컨덕턴스는 유동저항의 반대되는 개념으로써, 광범위하게 유동지표로써 현재 사용되고 있다. 하지만, 유동 컨덕턴스 연구들은 지금까지 매우 드물며, 압축 공기의 표준화 장치에 대한 체계적인 연구가 필요하다. 본 연구에서는 2차 방정식 난류모델을 이용한 압축성 N-S 방정식을 적용하여 수치해석적(CFD) 연구를 수행하였다. 본 CFD 결과는 기존의 실험 데이터를 통해 검증되었으며 공압 배관의 입구 및 출구에서의 컨덕턴스와 마찰 계수의 값은 유량을 평가하기 위해 사용되었다. 본 결과는 컨덕턴스가 공압 배관의 입구 및 출구에서의 압력 비율에 의존한다는 것을 보여준다.
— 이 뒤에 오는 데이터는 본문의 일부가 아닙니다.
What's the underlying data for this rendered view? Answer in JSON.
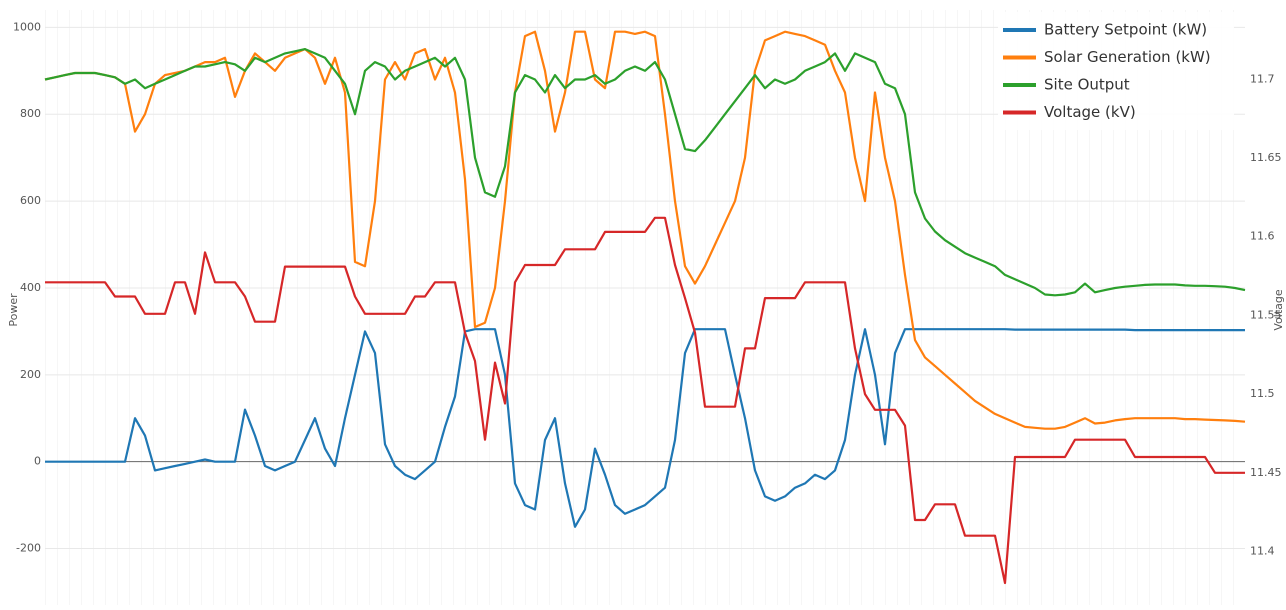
{
  "chart_data": {
    "type": "line",
    "ylabel": "Power",
    "y2label": "Voltage",
    "ylim": [
      -330,
      1040
    ],
    "yticks": [
      -200,
      0,
      200,
      400,
      600,
      800,
      1000
    ],
    "y2lim": [
      11.366,
      11.744
    ],
    "y2ticks": [
      11.4,
      11.45,
      11.5,
      11.55,
      11.6,
      11.65,
      11.7
    ],
    "grid": true,
    "legend": "top-right",
    "series": [
      {
        "name": "Battery Setpoint (kW)",
        "color": "#1f77b4",
        "values": [
          0,
          0,
          0,
          0,
          0,
          0,
          0,
          0,
          0,
          100,
          60,
          -20,
          -15,
          -10,
          -5,
          0,
          5,
          0,
          0,
          0,
          120,
          60,
          -10,
          -20,
          -10,
          0,
          50,
          100,
          30,
          -10,
          100,
          200,
          300,
          250,
          40,
          -10,
          -30,
          -40,
          -20,
          0,
          80,
          150,
          300,
          305,
          305,
          305,
          200,
          -50,
          -100,
          -110,
          50,
          100,
          -50,
          -150,
          -110,
          30,
          -30,
          -100,
          -120,
          -110,
          -100,
          -80,
          -60,
          50,
          250,
          305,
          305,
          305,
          305,
          200,
          100,
          -20,
          -80,
          -90,
          -80,
          -60,
          -50,
          -30,
          -40,
          -20,
          50,
          200,
          305,
          200,
          40,
          250,
          305,
          305,
          305,
          305,
          305,
          305,
          305,
          305,
          305,
          305,
          305,
          304,
          304,
          304,
          304,
          304,
          304,
          304,
          304,
          304,
          304,
          304,
          304,
          303,
          303,
          303,
          303,
          303,
          303,
          303,
          303,
          303,
          303,
          303,
          303
        ]
      },
      {
        "name": "Solar Generation (kW)",
        "color": "#ff7f0e",
        "values": [
          880,
          885,
          890,
          895,
          895,
          895,
          890,
          885,
          870,
          760,
          800,
          870,
          890,
          895,
          900,
          910,
          920,
          920,
          930,
          840,
          900,
          940,
          920,
          900,
          930,
          940,
          950,
          930,
          870,
          930,
          850,
          460,
          450,
          600,
          880,
          920,
          880,
          940,
          950,
          880,
          930,
          850,
          650,
          310,
          320,
          400,
          600,
          850,
          980,
          990,
          900,
          760,
          850,
          990,
          990,
          880,
          860,
          990,
          990,
          985,
          990,
          980,
          800,
          600,
          450,
          410,
          450,
          500,
          550,
          600,
          700,
          900,
          970,
          980,
          990,
          985,
          980,
          970,
          960,
          900,
          850,
          700,
          600,
          850,
          700,
          600,
          430,
          280,
          240,
          220,
          200,
          180,
          160,
          140,
          125,
          110,
          100,
          90,
          80,
          78,
          76,
          76,
          80,
          90,
          100,
          88,
          90,
          95,
          98,
          100,
          100,
          100,
          100,
          100,
          98,
          98,
          97,
          96,
          95,
          94,
          92
        ]
      },
      {
        "name": "Site Output",
        "color": "#2ca02c",
        "values": [
          880,
          885,
          890,
          895,
          895,
          895,
          890,
          885,
          870,
          880,
          860,
          870,
          880,
          890,
          900,
          910,
          910,
          915,
          920,
          915,
          900,
          930,
          920,
          930,
          940,
          945,
          950,
          940,
          930,
          900,
          870,
          800,
          900,
          920,
          910,
          880,
          900,
          910,
          920,
          930,
          910,
          930,
          880,
          700,
          620,
          610,
          680,
          850,
          890,
          880,
          850,
          890,
          860,
          880,
          880,
          890,
          870,
          880,
          900,
          910,
          900,
          920,
          880,
          800,
          720,
          715,
          740,
          770,
          800,
          830,
          860,
          890,
          860,
          880,
          870,
          880,
          900,
          910,
          920,
          940,
          900,
          940,
          930,
          920,
          870,
          860,
          800,
          620,
          560,
          530,
          510,
          495,
          480,
          470,
          460,
          450,
          430,
          420,
          410,
          400,
          385,
          383,
          385,
          390,
          410,
          390,
          395,
          400,
          403,
          405,
          407,
          408,
          408,
          408,
          406,
          405,
          405,
          404,
          403,
          400,
          395
        ]
      },
      {
        "name": "Voltage (kV)",
        "color": "#d62728",
        "axis": "y2",
        "values": [
          11.571,
          11.571,
          11.571,
          11.571,
          11.571,
          11.571,
          11.571,
          11.562,
          11.562,
          11.562,
          11.551,
          11.551,
          11.551,
          11.571,
          11.571,
          11.551,
          11.59,
          11.571,
          11.571,
          11.571,
          11.562,
          11.546,
          11.546,
          11.546,
          11.581,
          11.581,
          11.581,
          11.581,
          11.581,
          11.581,
          11.581,
          11.562,
          11.551,
          11.551,
          11.551,
          11.551,
          11.551,
          11.562,
          11.562,
          11.571,
          11.571,
          11.571,
          11.539,
          11.521,
          11.471,
          11.52,
          11.494,
          11.571,
          11.582,
          11.582,
          11.582,
          11.582,
          11.592,
          11.592,
          11.592,
          11.592,
          11.603,
          11.603,
          11.603,
          11.603,
          11.603,
          11.612,
          11.612,
          11.582,
          11.561,
          11.539,
          11.492,
          11.492,
          11.492,
          11.492,
          11.529,
          11.529,
          11.561,
          11.561,
          11.561,
          11.561,
          11.571,
          11.571,
          11.571,
          11.571,
          11.571,
          11.529,
          11.5,
          11.49,
          11.49,
          11.49,
          11.48,
          11.42,
          11.42,
          11.43,
          11.43,
          11.43,
          11.41,
          11.41,
          11.41,
          11.41,
          11.38,
          11.46,
          11.46,
          11.46,
          11.46,
          11.46,
          11.46,
          11.471,
          11.471,
          11.471,
          11.471,
          11.471,
          11.471,
          11.46,
          11.46,
          11.46,
          11.46,
          11.46,
          11.46,
          11.46,
          11.46,
          11.45,
          11.45,
          11.45,
          11.45
        ]
      }
    ]
  }
}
Conductance is a concept contrary to flow resistance and is extensively used as a flow index on how easily fluid is transported through a pneumatic pipe or fluid device. However, research on flow conductance is very rare to date, and a systematic investigation is needed for the standardization of pneumatic devices. In the present study, a computational fluid dynamics method was applied to solve the compressible Navier-Stokes equations with two-equation turbulence models. The present CFD results were validated with existing experimental data. The conductance values and friction factors at the inlet and outlet of a pneumatic pipe were used to assess the flow rates. The present results showed that the conductance depends on the pressure ratio at the inlet and outlet of a pipe.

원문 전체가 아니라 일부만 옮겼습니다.